A port conflict between the **trains-server** MongoDB and / or Elastic instances, and other
instances running on your system may prevent web login authentication
from working correctly.

**trains-server** uses the following default ports which may be in conflict with other instances:

* MongoDB port `27017`
* Elastic port `9200`

You can check for port conflicts in the logs in `/opt/trains/log`.

If a port conflict occurs, change the MongoDB and / or Elastic ports in the `docker-compose.yml`,
and then run the Docker compose commands to restart the **trains-server** instance.

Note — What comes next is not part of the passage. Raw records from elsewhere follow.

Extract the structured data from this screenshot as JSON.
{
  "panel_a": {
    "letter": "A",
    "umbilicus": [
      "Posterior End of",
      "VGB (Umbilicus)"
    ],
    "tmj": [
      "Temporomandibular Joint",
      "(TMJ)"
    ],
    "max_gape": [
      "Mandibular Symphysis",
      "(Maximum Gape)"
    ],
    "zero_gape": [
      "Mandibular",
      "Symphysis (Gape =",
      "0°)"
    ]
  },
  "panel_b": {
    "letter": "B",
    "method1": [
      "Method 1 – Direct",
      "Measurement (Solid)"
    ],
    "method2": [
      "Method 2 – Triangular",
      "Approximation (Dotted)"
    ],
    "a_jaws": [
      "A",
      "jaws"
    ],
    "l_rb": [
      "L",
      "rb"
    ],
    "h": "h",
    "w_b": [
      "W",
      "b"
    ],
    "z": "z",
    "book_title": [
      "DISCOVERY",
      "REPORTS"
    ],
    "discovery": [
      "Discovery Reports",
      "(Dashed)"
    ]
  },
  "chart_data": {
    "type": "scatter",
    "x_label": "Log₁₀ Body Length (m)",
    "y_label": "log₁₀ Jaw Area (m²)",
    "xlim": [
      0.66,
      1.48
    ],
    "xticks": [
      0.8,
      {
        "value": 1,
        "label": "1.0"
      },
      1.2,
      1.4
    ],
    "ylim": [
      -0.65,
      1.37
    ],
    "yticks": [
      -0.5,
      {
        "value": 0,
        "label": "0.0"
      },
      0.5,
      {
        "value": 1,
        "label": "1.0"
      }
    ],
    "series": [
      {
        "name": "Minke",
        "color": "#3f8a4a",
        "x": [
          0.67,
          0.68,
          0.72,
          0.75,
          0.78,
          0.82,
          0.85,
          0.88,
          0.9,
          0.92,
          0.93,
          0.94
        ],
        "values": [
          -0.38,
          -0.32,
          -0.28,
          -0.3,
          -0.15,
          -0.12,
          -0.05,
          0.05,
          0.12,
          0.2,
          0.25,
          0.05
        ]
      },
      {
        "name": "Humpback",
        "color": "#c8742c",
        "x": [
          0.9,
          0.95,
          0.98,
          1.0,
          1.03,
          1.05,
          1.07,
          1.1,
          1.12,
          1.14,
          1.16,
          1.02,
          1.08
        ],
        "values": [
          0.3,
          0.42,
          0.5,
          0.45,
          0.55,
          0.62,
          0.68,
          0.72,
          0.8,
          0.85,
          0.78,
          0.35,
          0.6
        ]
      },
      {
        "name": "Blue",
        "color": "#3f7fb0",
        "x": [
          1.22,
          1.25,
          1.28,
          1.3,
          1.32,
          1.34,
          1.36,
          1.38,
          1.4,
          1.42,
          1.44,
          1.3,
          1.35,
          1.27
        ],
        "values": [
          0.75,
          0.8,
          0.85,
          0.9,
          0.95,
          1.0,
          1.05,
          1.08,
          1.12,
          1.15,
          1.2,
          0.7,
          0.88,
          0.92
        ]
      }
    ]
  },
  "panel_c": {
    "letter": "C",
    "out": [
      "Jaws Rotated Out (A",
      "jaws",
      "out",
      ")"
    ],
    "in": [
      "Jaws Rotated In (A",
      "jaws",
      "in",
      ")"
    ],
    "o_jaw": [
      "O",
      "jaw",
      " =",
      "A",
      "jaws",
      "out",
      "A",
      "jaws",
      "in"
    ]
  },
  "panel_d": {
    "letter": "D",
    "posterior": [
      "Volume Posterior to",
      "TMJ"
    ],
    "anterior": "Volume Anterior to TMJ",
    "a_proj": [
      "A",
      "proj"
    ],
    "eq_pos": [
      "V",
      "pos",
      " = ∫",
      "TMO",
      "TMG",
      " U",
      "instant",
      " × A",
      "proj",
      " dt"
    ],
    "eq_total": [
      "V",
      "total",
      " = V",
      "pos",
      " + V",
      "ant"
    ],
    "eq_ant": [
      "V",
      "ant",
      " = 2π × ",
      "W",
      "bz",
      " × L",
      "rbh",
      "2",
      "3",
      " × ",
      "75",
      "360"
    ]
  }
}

To change the MongoDB and / or Elastic ports for **trains-server**:

1. Edit the `docker-compose.yml` file.

1. In the `services/trainsserver/environment` section, add the following environment variable(s):

    * For MongoDB:

            MONGODB_SERVICE_PORT: <new-mongodb-port>

    * For Elastic:

            ELASTIC_SERVICE_PORT: <new-elasticsearch-port>

    For example:

        MONGODB_SERVICE_PORT: 27018
        ELASTIC_SERVICE_PORT: 9201

1. For MongoDB, in the `services/mongo/ports` section, expose the new MongoDB port:

        <new-mongodb-port>:27017

    For example:

        20718:27017

1. For Elastic, in the `services/elasticsearch/ports` section, expose the new Elastic port:

        <new-elsticsearch-port>:9200

    For example:

        9201:9200

2. Restart **trains-server** (see the [Restarting trains-server](#restart) FAQ).